The bishop came in hesitantly. ‘I’m probably being very silly, but I have to say that often when in doubt I go back to the primary source. I am, as you know, also keen on exegesis. Could you remind me once again exactly what poor Cecil said in his note?’

‘I have a photocopy here.’ Pooley reached for his briefcase and tossed a piece of paper to the bishop. He read it closely. ‘That seems very straightforward, don’t you think so, Jack?’

She perused it swiftly, nodded and passed the paper to Amiss, who read it and shouted, ‘Eureka!’

He gazed uncomprehendingly around the group. ‘What’s the matter with you? Haven’t you understood the last paragraph? The gutsy little bugger found a way to tell us someone else murdered the dean and who it was.’

‘What? How?’

‘It reads, “Please tell Elinor I was sorry to hear about Nora and ask her to take care of Myrtle.” ’

‘Do you know who these people are?’ asked Pooley. ‘We
assume
they must be family but we haven’t yet located them.’

‘Family? You’re missing the whole point! Don’t you remember that Cecil in true camp style referred to those in his immediate vicinity by girls’ names?’

‘Not to me, he didn’t,’ said Pooley.

‘Nor to me,’ agreed the bishop and the baroness.

‘Well, he always did to me.’

‘So who is Elinor?’

‘You, Ellis. He called you after Elinor Glyn because of your red-gold hair and his fantasies about seeing you on a tiger-skin rug.’

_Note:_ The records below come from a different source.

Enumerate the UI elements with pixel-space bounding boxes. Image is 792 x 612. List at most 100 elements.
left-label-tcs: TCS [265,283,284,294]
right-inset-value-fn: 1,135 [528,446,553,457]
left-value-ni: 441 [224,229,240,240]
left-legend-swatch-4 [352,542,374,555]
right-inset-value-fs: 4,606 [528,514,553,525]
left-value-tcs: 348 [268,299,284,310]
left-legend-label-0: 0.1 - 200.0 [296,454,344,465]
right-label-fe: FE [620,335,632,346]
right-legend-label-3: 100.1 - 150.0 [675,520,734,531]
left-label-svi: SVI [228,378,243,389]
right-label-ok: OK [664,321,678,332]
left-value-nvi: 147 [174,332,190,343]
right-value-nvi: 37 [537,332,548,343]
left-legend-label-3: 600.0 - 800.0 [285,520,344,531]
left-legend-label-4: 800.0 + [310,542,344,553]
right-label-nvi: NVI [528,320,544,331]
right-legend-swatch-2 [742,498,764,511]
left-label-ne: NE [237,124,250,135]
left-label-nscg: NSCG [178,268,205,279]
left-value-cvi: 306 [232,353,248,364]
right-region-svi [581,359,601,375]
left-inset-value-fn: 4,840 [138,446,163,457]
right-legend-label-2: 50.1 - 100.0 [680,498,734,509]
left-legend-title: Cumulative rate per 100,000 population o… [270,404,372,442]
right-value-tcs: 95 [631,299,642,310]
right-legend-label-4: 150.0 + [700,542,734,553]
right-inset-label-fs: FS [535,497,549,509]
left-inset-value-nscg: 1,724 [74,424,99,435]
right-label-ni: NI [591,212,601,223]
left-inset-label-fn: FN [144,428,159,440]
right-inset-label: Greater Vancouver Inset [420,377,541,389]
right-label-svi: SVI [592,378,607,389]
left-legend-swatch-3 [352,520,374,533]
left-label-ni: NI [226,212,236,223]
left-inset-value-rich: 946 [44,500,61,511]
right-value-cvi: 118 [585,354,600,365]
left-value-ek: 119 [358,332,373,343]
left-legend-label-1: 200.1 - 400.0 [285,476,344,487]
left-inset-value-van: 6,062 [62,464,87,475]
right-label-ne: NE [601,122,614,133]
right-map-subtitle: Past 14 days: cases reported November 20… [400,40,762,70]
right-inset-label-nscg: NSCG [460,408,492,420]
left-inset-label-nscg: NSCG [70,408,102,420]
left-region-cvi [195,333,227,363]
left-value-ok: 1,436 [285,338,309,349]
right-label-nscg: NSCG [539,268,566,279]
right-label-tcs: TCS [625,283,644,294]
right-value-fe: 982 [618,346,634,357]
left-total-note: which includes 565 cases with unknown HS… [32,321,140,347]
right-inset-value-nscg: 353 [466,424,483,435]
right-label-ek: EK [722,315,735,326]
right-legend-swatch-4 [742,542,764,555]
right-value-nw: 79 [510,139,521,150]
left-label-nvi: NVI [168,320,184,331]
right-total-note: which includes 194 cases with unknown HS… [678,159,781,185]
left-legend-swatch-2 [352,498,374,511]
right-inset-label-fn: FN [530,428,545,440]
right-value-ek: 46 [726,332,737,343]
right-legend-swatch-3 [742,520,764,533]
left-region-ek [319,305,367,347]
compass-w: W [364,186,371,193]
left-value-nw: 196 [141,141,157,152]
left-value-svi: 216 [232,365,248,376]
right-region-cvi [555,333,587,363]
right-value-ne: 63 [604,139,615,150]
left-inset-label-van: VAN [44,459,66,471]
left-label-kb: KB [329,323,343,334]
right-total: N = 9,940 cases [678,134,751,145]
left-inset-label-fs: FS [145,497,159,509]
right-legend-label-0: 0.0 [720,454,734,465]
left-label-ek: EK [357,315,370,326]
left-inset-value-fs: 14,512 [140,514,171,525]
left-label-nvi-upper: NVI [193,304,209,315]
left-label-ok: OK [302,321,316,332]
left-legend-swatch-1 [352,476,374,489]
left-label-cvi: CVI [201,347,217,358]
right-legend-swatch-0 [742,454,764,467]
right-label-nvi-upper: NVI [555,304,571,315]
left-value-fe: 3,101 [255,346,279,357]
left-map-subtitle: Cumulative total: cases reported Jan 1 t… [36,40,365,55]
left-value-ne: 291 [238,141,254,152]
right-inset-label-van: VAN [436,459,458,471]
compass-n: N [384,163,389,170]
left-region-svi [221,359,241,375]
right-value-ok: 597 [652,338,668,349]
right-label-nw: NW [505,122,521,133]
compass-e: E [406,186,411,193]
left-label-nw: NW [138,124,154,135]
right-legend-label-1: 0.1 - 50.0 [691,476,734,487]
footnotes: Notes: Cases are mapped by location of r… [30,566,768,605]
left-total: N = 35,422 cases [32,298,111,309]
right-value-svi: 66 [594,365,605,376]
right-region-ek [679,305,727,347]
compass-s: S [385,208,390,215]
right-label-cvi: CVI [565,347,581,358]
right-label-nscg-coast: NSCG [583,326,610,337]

‘What are you talking about?’

The bishop came in helpfully. ‘She was a fashionable novelist and a lady of fast reputation, Ellis, about whom a well-known verse was written – I think in the 1930s. It was popular among some of my fellow ordinands for some reason I never understood, but perhaps now am beginning to. Do you remember it, Jack? “Would you like to sin…” ’

‘With Elinor Glyn
On a tiger skin?
Or would you prefer
to err
with her
On some other fur?’

‘I suppose I should feel flattered. Who is Nora?’

‘The dean. Cecil thought it funny to give him what he said was an Irish maidservant’s name.’

Pooley’s whole body went taut. ‘Now for the sixty-four-thousand-dollar question. Who is Myrtle?’

‘The Rev. Bev.’

‘But he hardly knew him.’

‘He hated him on sight when they met at David’s consecration. And Cecil was a good hater.’

‘Oh, my God. We never gave the Rev. Bev any thought. Why should we? The dean was his benefactor.’ He punched some numbers into his mobile phone.

‘We must pray,’ said the bishop, ‘that all will become clear in the fullness of time.’